The field prefix is a 1-byte header which contains the following bit fields:
|Bit 7||Bits 6-5||Bit 4||Bit 3||Bits 2-0|
|1 if fixed width, 0 if variable||Variable Width Size Indicator||1 if ordinal provided||1 if name provided||For future expansion|
Variable Width Size Indicator - These two bytes will have one of the following values:
|00||Either a fixed width type, or an empty variable width field|
|01||1 byte is used to encode the size of the variable width payload|
|10||2 bytes is used to encode the size of the variable width payload|
|11||4 bytes is used to encode the size of the variable width payload|
The Fudge specification includes a set of Standard Types that any compliant system must support, with defined reduction rules so that the smallest possible encoding for the data is used.
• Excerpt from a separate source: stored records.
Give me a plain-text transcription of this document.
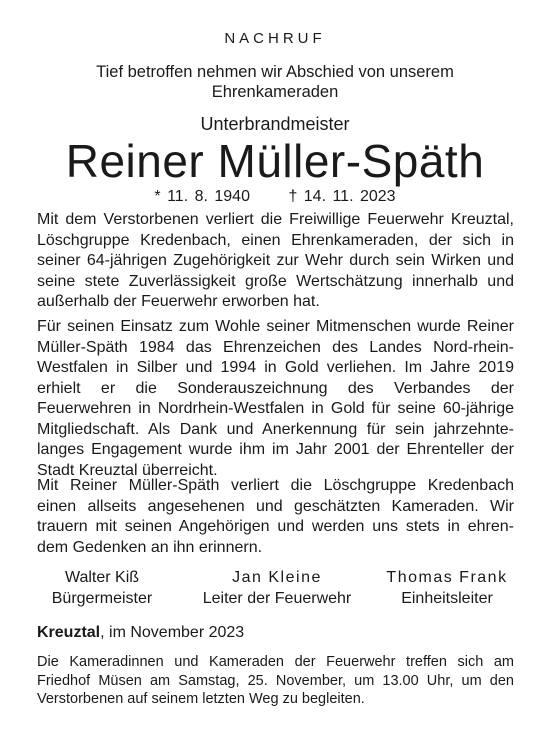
NACHRUF
Tief betroffen nehmen wir Abschied von unserem Ehrenkameraden
Unterbrandmeister
Reiner Müller-Späth
* 11. 8. 1940 † 14. 11. 2023
Mit dem Verstorbenen verliert die Freiwillige Feuerwehr Kreuztal, Löschgruppe Kredenbach, einen Ehrenkameraden, der sich in seiner 64-jährigen Zugehörigkeit zur Wehr durch sein Wirken und seine stete Zuverlässigkeit große Wertschätzung innerhalb und außerhalb der Feuerwehr erworben hat.
Für seinen Einsatz zum Wohle seiner Mitmenschen wurde Reiner Müller-Späth 1984 das Ehrenzeichen des Landes Nord-rhein-Westfalen in Silber und 1994 in Gold verliehen. Im Jahre 2019 erhielt er die Sonderauszeichnung des Verbandes der Feuerwehren in Nordrhein-Westfalen in Gold für seine 60-jährige Mitgliedschaft. Als Dank und Anerkennung für sein jahrzehnte-langes Engagement wurde ihm im Jahr 2001 der Ehrenteller der Stadt Kreuztal überreicht.
Mit Reiner Müller-Späth verliert die Löschgruppe Kredenbach einen allseits angesehenen und geschätzten Kameraden. Wir trauern mit seinen Angehörigen und werden uns stets in ehren-dem Gedenken an ihn erinnern.
Walter Kiß
Bürgermeister
Jan Kleine
Leiter der Feuerwehr
Thomas Frank
Einheitsleiter
Kreuztal, im November 2023
Die Kameradinnen und Kameraden der Feuerwehr treffen sich am Friedhof Müsen am Samstag, 25. November, um 13.00 Uhr, um den Verstorbenen auf seinem letzten Weg zu begleiten.
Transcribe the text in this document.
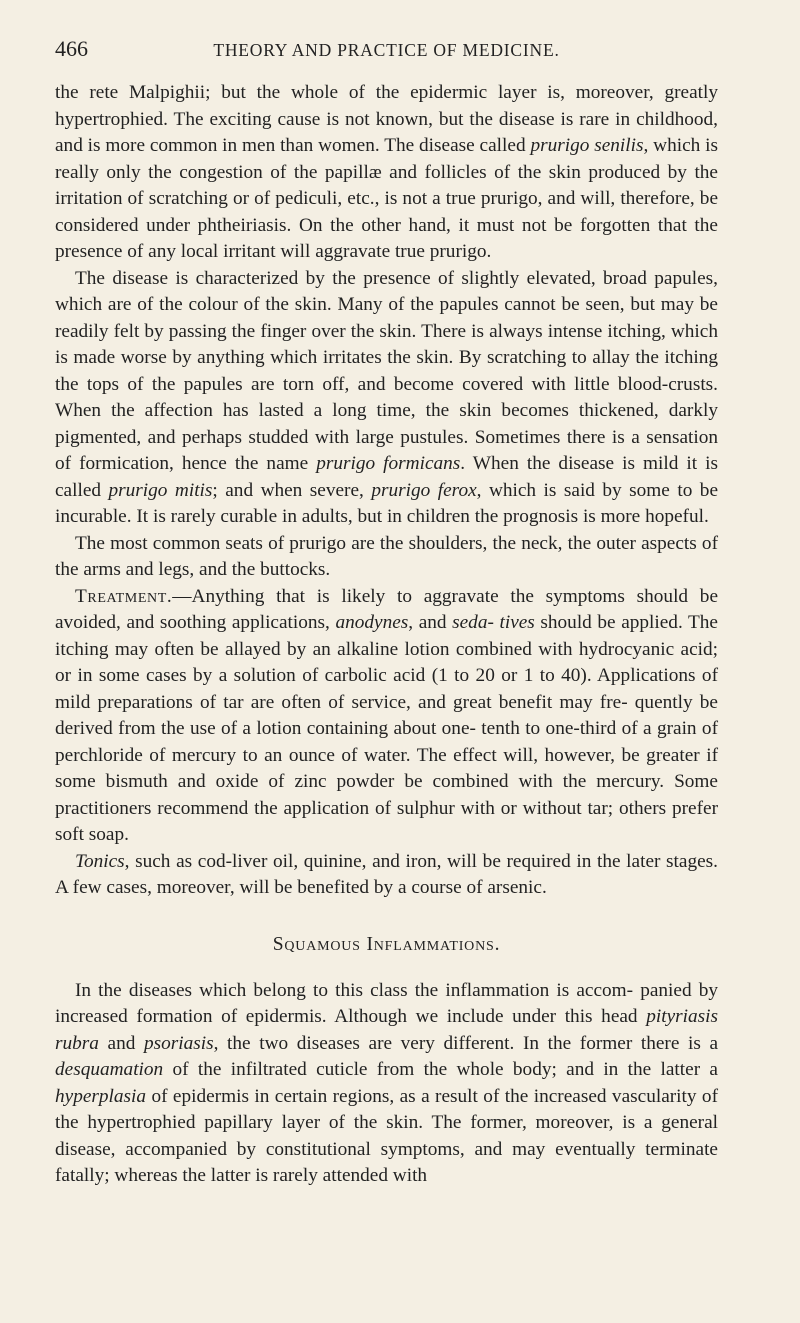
466	THEORY AND PRACTICE OF MEDICINE.

the rete Malpighii; but the whole of the epidermic layer is, moreover, greatly hypertrophied. The exciting cause is not known, but the disease is rare in childhood, and is more common in men than women. The disease called prurigo senilis, which is really only the congestion of the papillæ and follicles of the skin produced by the irritation of scratching or of pediculi, etc., is not a true prurigo, and will, therefore, be considered under phtheiriasis. On the other hand, it must not be forgotten that the presence of any local irritant will aggravate true prurigo.

The disease is characterized by the presence of slightly elevated, broad papules, which are of the colour of the skin. Many of the papules cannot be seen, but may be readily felt by passing the finger over the skin. There is always intense itching, which is made worse by anything which irritates the skin. By scratching to allay the itching the tops of the papules are torn off, and become covered with little blood-crusts. When the affection has lasted a long time, the skin becomes thickened, darkly pigmented, and perhaps studded with large pustules. Sometimes there is a sensation of formication, hence the name prurigo formicans. When the disease is mild it is called prurigo mitis; and when severe, prurigo ferox, which is said by some to be incurable. It is rarely curable in adults, but in children the prognosis is more hopeful.

The most common seats of prurigo are the shoulders, the neck, the outer aspects of the arms and legs, and the buttocks.

Treatment.—Anything that is likely to aggravate the symptoms should be avoided, and soothing applications, anodynes, and seda- tives should be applied. The itching may often be allayed by an alkaline lotion combined with hydrocyanic acid; or in some cases by a solution of carbolic acid (1 to 20 or 1 to 40). Applications of mild preparations of tar are often of service, and great benefit may fre- quently be derived from the use of a lotion containing about one- tenth to one-third of a grain of perchloride of mercury to an ounce of water. The effect will, however, be greater if some bismuth and oxide of zinc powder be combined with the mercury. Some practitioners recommend the application of sulphur with or without tar; others prefer soft soap.

Tonics, such as cod-liver oil, quinine, and iron, will be required in the later stages. A few cases, moreover, will be benefited by a course of arsenic.

Squamous Inflammations.

In the diseases which belong to this class the inflammation is accom- panied by increased formation of epidermis. Although we include under this head pityriasis rubra and psoriasis, the two diseases are very different. In the former there is a desquamation of the infiltrated cuticle from the whole body; and in the latter a hyperplasia of epidermis in certain regions, as a result of the increased vascularity of the hypertrophied papillary layer of the skin. The former, moreover, is a general disease, accompanied by constitutional symptoms, and may eventually terminate fatally; whereas the latter is rarely attended with
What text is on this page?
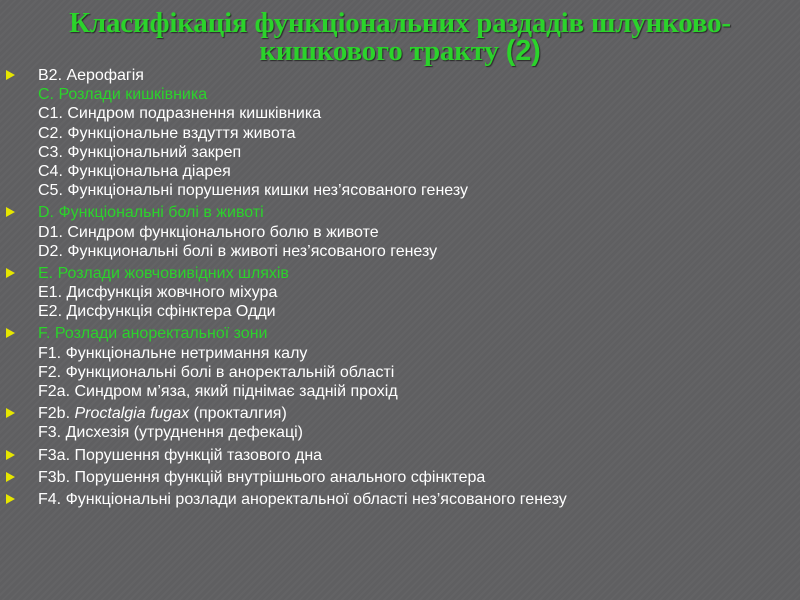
Класифікація функціональних раздадів шлунково-кишкового тракту (2)
B2. Аерофагія
C. Розлади кишківника
C1. Синдром подразнення кишківника
C2. Функціональне вздуття живота
C3. Функціональний закреп
C4. Функціональна діарея
C5. Функціональні порушения кишки нез’ясованого генезу
D. Функціональні болі в животі
D1. Синдром функціонального болю в животе
D2. Функциональні болі в животі нез’ясованого генезу
E. Розлади жовчовивідних шляхів
E1. Дисфункція жовчного міхура
E2. Дисфункція сфінктера Одди
F. Розлади аноректальної зони
F1. Функціональне нетримання калу
F2. Функциональні болі в аноректальній області
F2a. Синдром м’яза, який піднімає задній прохід
F2b. Proctalgia fugax (прокталгия)
F3. Дисхезія (утруднення дефекаці)
F3a. Порушення функцій тазового дна
F3b. Порушення функцій внутрішнього анального сфінктера
F4. Функціональні розлади аноректальної області нез’ясованого генезу
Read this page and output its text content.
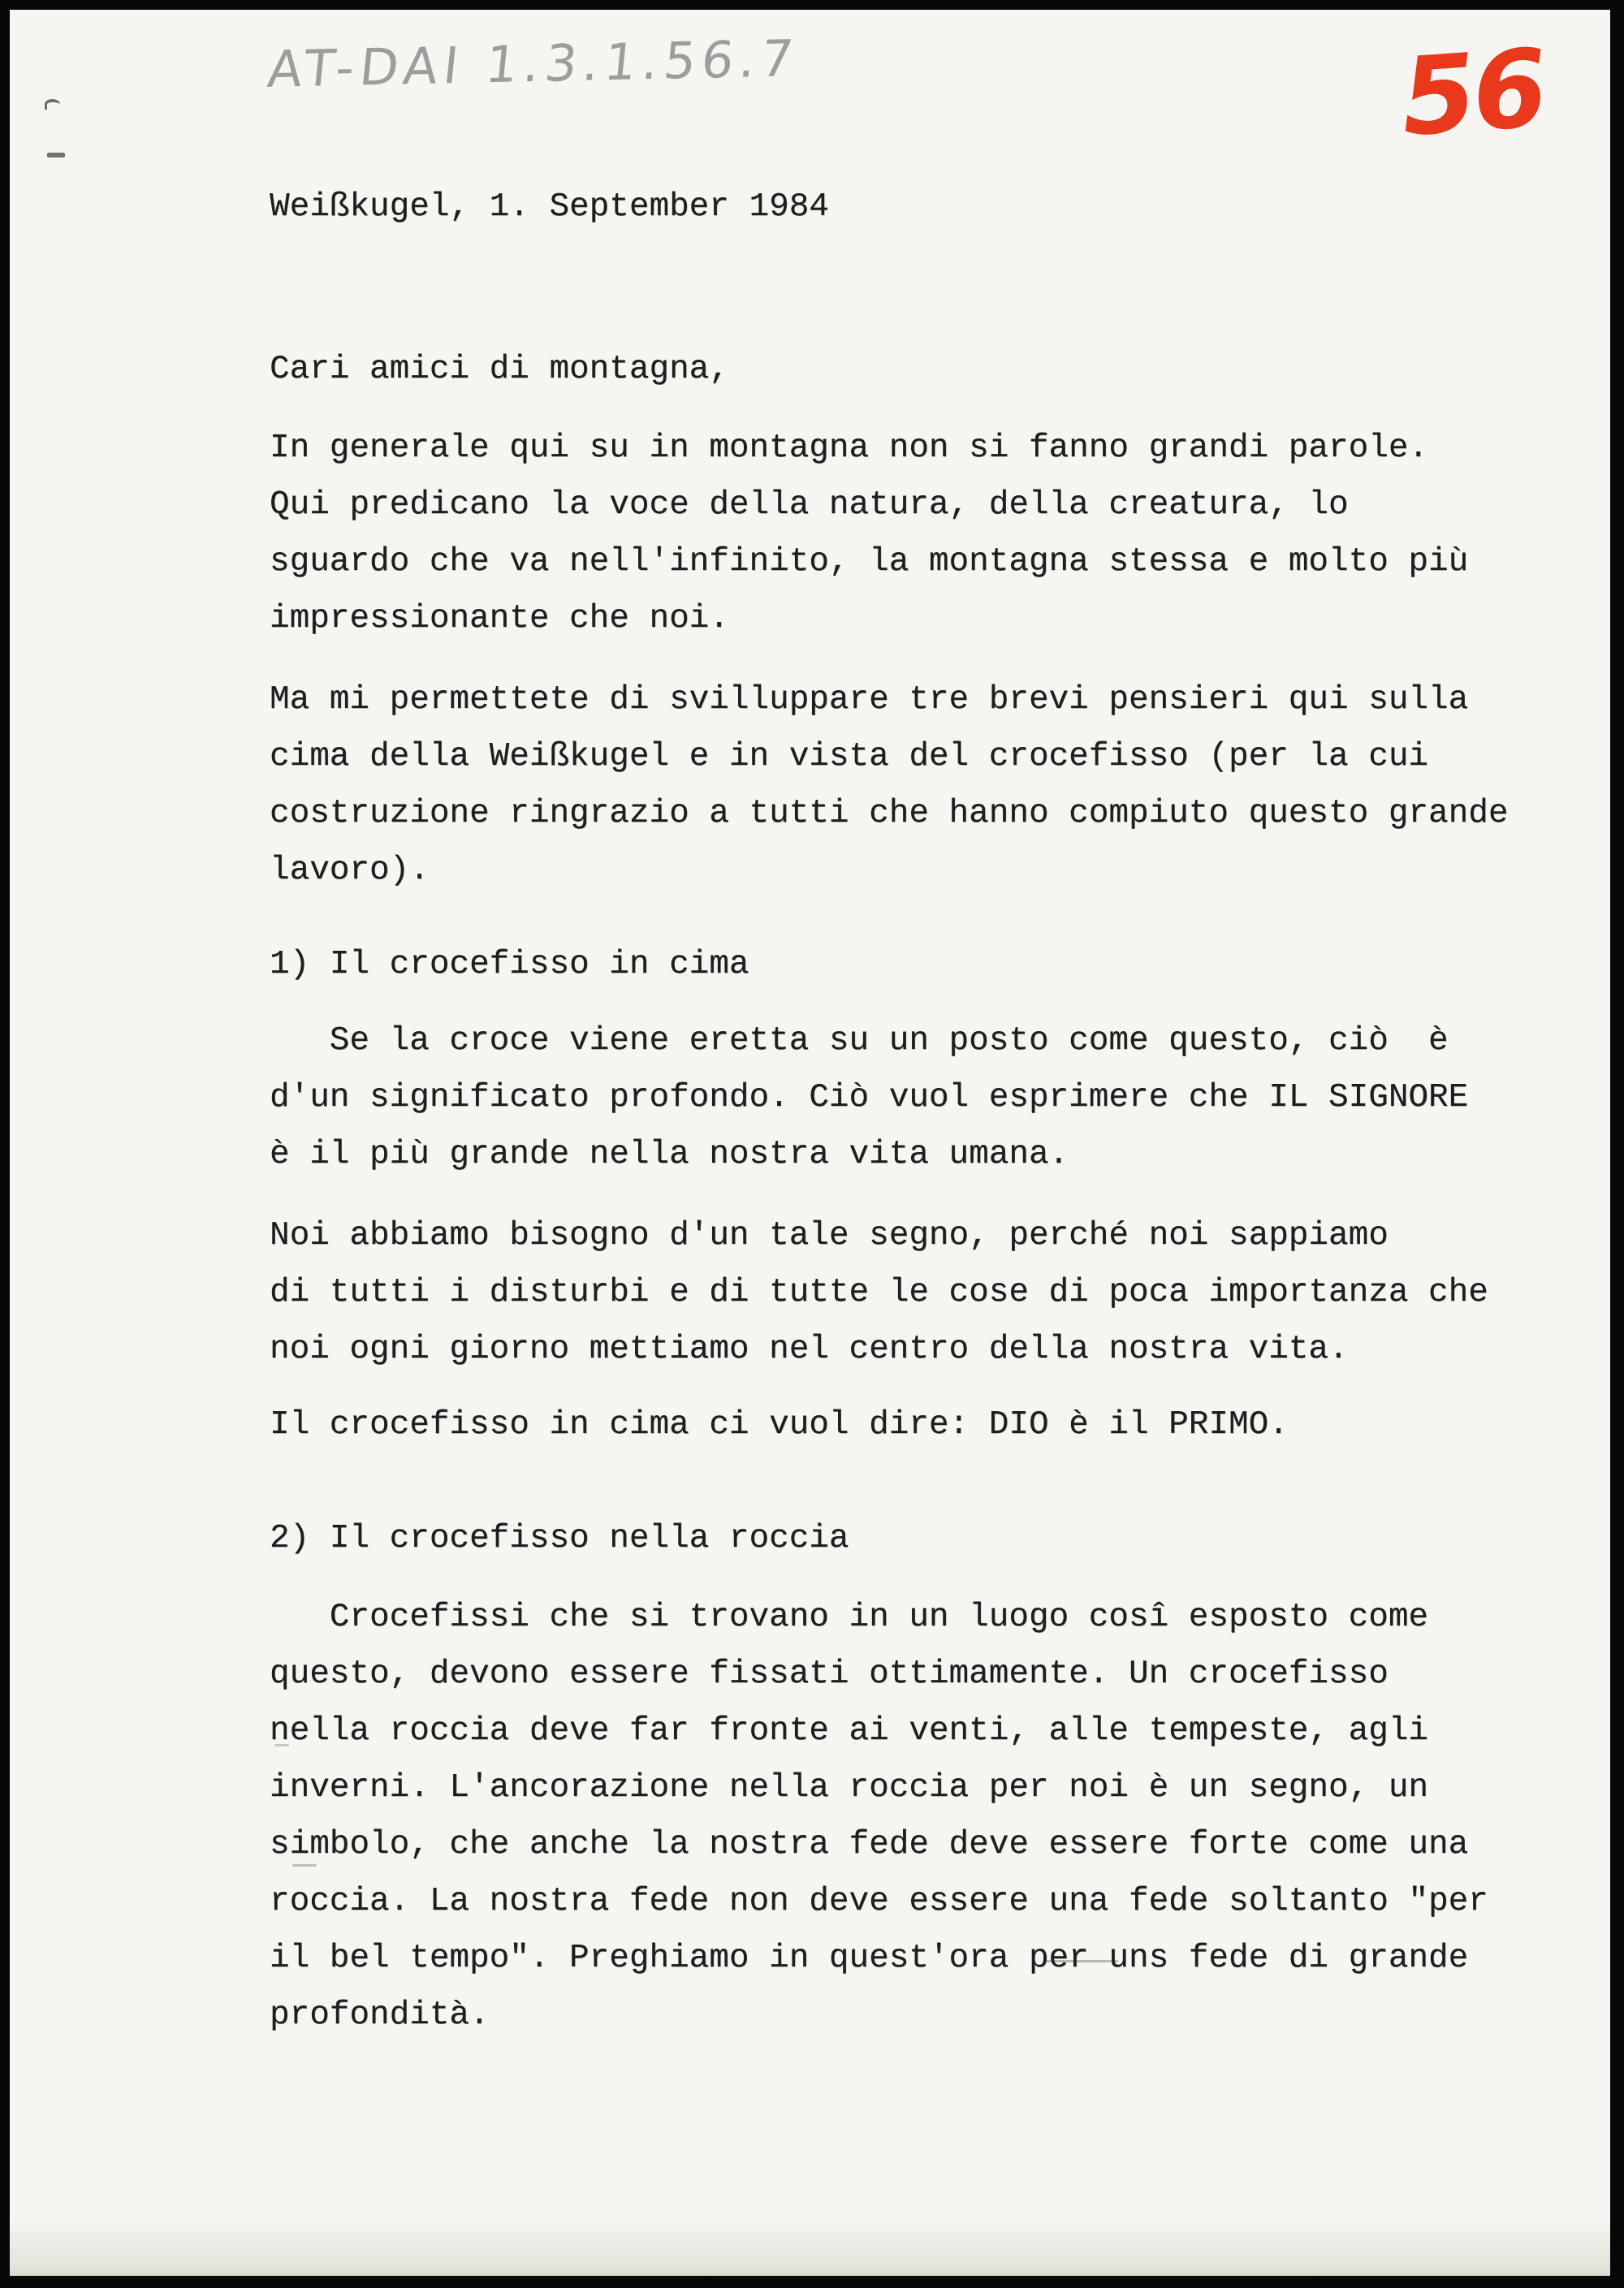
AT-DAI 1.3.1.56.7	56
Weißkugel, 1. September 1984
Cari amici di montagna,
In generale qui su in montagna non si fanno grandi parole.
Qui predicano la voce della natura, della creatura, lo
sguardo che va nell'infinito, la montagna stessa e molto più
impressionante che noi.
Ma mi permettete di svilluppare tre brevi pensieri qui sulla
cima della Weißkugel e in vista del crocefisso (per la cui
costruzione ringrazio a tutti che hanno compiuto questo grande
lavoro).
1) Il crocefisso in cima
Se la croce viene eretta su un posto come questo, ciò  è
d'un significato profondo. Ciò vuol esprimere che IL SIGNORE
è il più grande nella nostra vita umana.
Noi abbiamo bisogno d'un tale segno, perché noi sappiamo
di tutti i disturbi e di tutte le cose di poca importanza che
noi ogni giorno mettiamo nel centro della nostra vita.
Il crocefisso in cima ci vuol dire: DIO è il PRIMO.
2) Il crocefisso nella roccia
Crocefissi che si trovano in un luogo cosî esposto come
questo, devono essere fissati ottimamente. Un crocefisso
nella roccia deve far fronte ai venti, alle tempeste, agli
inverni. L'ancorazione nella roccia per noi è un segno, un
simbolo, che anche la nostra fede deve essere forte come una
roccia. La nostra fede non deve essere una fede soltanto "per
il bel tempo". Preghiamo in quest'ora per uns fede di grande
profondità.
Sub-messages are encoded using the following system:
- In the containing message, a field entry is provided with the StartFudgeMsg type. A name, ordinal, both or neither may be provided as with any other field.
- The StartFudgeMsg field is variable-width. The 2-bit variable-width field size indicator will be provided as usual.
- The size of the sub-message is specified as defined by the 2-bit variable-width field size indicator.
- The end of the sub-message is implied by the size sent with the StartFudgeMsg field.
- The fields of the sub-message will immediately follow in the data stream
Note that aside from the StartFudgeMsg field type header, this is the exact same processing as for the fields in a Fudge Message Envelope.
All variable-width data is composed of an N-byte prefix (the number of bytes is either fixed or specified in the field encoding prefix) coupled with the actual variable data.
All text MUST be encoded in UTF-8.
All data MUST be encoded in Network Byte Order, notably integers and IEEE-751 floating point numbers.
The ordering of repeated fields within a message, or sub-message, MUST be preserved by any compliant system as the ordering can be used to represent sequence within a list or other higher level programming construct. Fields are considered to be repeated if:
- both do not specify a Name or Ordinal (anonymous fields); or
- both specify a Name and the Names match; or
- both specify an Ordinal and the Ordinals match.
For any other fields, the ordering is not guaranteed to be preserved.